Published On: Thu, Jun 11th, 2015

Blow to aim of Scotland fiscal autonomy as North Sea oil tax forecast slashed

Ships tied up at Aberdeen, Scotland, where much of the UK oil industry is based.

The Office for Budget Responsibility has warned that North Sea oil and gas could generate just £100m a year in tax in future after it dramatically slashed its forecasts for North Sea tax receipts.

In a significant blow to the Scottish National party’s quest for full fiscal autonomy, the OBR said it now believed the sector could only generate a total of about £2bn in tax revenues over the 20 years from 2020 to 2041, compared with its forecast last year of £37bn for the same period.

The OBR stressed that since the sector was highly volatile and unpredictable, its figures were subject to “large forecast errors” and uncertainty.

But it said the latest revisions were based on recent tax cuts for the sector by the chancellor, George Osborne, introduced after the collapse in global oil prices and a linked fall in North Sea productivity, coupled with the steep surge in tax discounts to help the industry pay to decommission its ageing oil platforms.

Those developments, which will increase debate about the sustainability of Scotland’s higher public spending per head than the UK average, meant the OBR has also cut its predictions for tax receipts in 2019-20 to £700m, down from the £3.5bn it forecast last year for 2018-19.

Its analysis was published as the SNP was accused by Scottish Labour of selling “snake oil” to the electorate after the SNP sought new powers at Westminster to give Holyrood full fiscal independence from the Treasury.

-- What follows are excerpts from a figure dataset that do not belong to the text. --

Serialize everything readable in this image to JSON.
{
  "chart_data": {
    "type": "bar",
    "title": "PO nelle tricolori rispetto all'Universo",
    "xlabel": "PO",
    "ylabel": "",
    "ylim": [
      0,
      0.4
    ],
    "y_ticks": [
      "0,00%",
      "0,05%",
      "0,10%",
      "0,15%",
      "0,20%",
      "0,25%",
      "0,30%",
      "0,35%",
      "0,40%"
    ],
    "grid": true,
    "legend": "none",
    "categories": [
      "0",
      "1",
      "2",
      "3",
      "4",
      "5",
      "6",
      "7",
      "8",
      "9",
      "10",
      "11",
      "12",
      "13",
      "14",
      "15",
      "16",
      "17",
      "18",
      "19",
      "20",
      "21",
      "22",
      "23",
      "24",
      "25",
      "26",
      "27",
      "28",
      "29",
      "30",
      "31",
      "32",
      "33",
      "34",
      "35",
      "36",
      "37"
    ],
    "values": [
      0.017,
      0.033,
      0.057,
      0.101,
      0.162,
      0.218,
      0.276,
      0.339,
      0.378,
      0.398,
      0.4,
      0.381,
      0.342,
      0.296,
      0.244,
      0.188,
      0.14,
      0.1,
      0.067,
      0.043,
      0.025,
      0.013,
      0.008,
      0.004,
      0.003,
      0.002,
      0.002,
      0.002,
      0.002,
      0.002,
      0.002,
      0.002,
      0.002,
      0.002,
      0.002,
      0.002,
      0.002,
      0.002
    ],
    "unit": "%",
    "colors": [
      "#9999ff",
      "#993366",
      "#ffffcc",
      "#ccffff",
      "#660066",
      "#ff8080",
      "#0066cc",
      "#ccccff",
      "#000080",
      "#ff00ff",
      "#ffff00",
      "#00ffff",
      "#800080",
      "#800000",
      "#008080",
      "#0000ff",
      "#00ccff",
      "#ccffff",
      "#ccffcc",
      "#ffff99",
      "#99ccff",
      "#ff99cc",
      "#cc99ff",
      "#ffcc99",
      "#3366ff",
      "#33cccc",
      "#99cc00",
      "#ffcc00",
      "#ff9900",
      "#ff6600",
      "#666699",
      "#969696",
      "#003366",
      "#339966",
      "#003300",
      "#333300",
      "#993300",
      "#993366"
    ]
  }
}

The party tabled amendments to the Scotland bill to allow Holyrood full control in future over all Scottish taxation, excise duties, borrowing and government spending, save only spending on UK level areas such as foreign affairs and overseas aid.

Hours earlier, Nicola Sturgeon, Scotland’s first minister, had again stressed she wanted maximum fiscal independence for Scotland as she met Christine Lagarde, the head of the International Monetary Fund, on her official visit to New York where the pair discussed the current position of the Scottish economy.

Ian Murray, Labour’s shadow Scottish secretary, said the OBR’s new figures “highlight the madness of full fiscal autonomy for Scotland. The SNP is looking to deliver something that they know is economically illiterate and raises questions about their economic credibility.”

Scottish Labour’s deputy leader, Kezia Dugdale, said that making Scotland totally dependent on taxes raised within the country – the central purpose of full fiscal autonomy – would be economically disastrous following the plunge in oil prices to around $65 a barrel.

Dugdale said a new Scottish Labour analysis, based on research by Scottish parliament statisticians produced before the OBR’s latest forecasts, showed the global oil price would need to hit $200 a barrel for fiscal autonomy to be affordable because of the projected gap between tax revenues, public spending and debt levels.

The independent Institute for Fiscal Studies warned in April that fiscal autonomy would deepen Scotland’s financial black hole by a further £7.6bn in this financial year, on top of existing debts and the current spending gap shared by Scotland.

By 2019-20, that fiscal gap would widen further to £9.7bn, leaving an accumulated shortfall by then of £43bn, which would also be over and above Scotland’s current spending gaps and debt repayments.

Brandishing a copy of the Labour document at first minister’s questions, Dugdale pressed John Swinney, the deputy first minister and finance secretary, to explain why the Scottish government had not published any recent oil and gas report.

“Once upon a time, you couldn’t move for SNP oil and gas bulletins,” Dugdale told the chamber. “But since the collapse in the oil price, we’ve had nothing but radio silence. That may be because the collapse in the oil price has demolished the SNP’s economic credibility.”

Moving to exploit Sturgeon’s absence from Holyrood on her tour of the US, Dugdale said: “This is less about North Sea oil and more about the SNP’s snake oil. He’s trying to punt us something he knows to be dodgy. So for the sake of Scotland’s schools and hospitals shouldn’t the deputy first minister just abandon his disastrous plan for full fiscal autonomy?”

Swinney insisted his government’s next oil and gas bulletin needed to investigate the full implications of the swingeing changes in taxation introduced in Osborne’s last budget before it could be released.

Attacking Dugdale, he said: “This is the politics of fear. It didn’t work in the general election and and it won’t work now.”

Fiscal autonomy was about “building on the powers of this parliament, powers that over the last 16 years have seen an improvement in the economic performance of Scotland”, Swinney said.

Scotland’s GDP had grown from sixth in the UK to third behind London and the south east of England, while productivity had grown from 96% of the UK average to match it now.

“The moral of this story is where we can exercise distinctive economic policies in Scotland we can transform the economic performance of our country,” he said. “It’s about enabling this parliament to take the decisions that are right for Scotland, and not to be at the mercy of a Tory chancellor who comes along one Thursday and takes £100m out of our budget without so much as a by your leave.”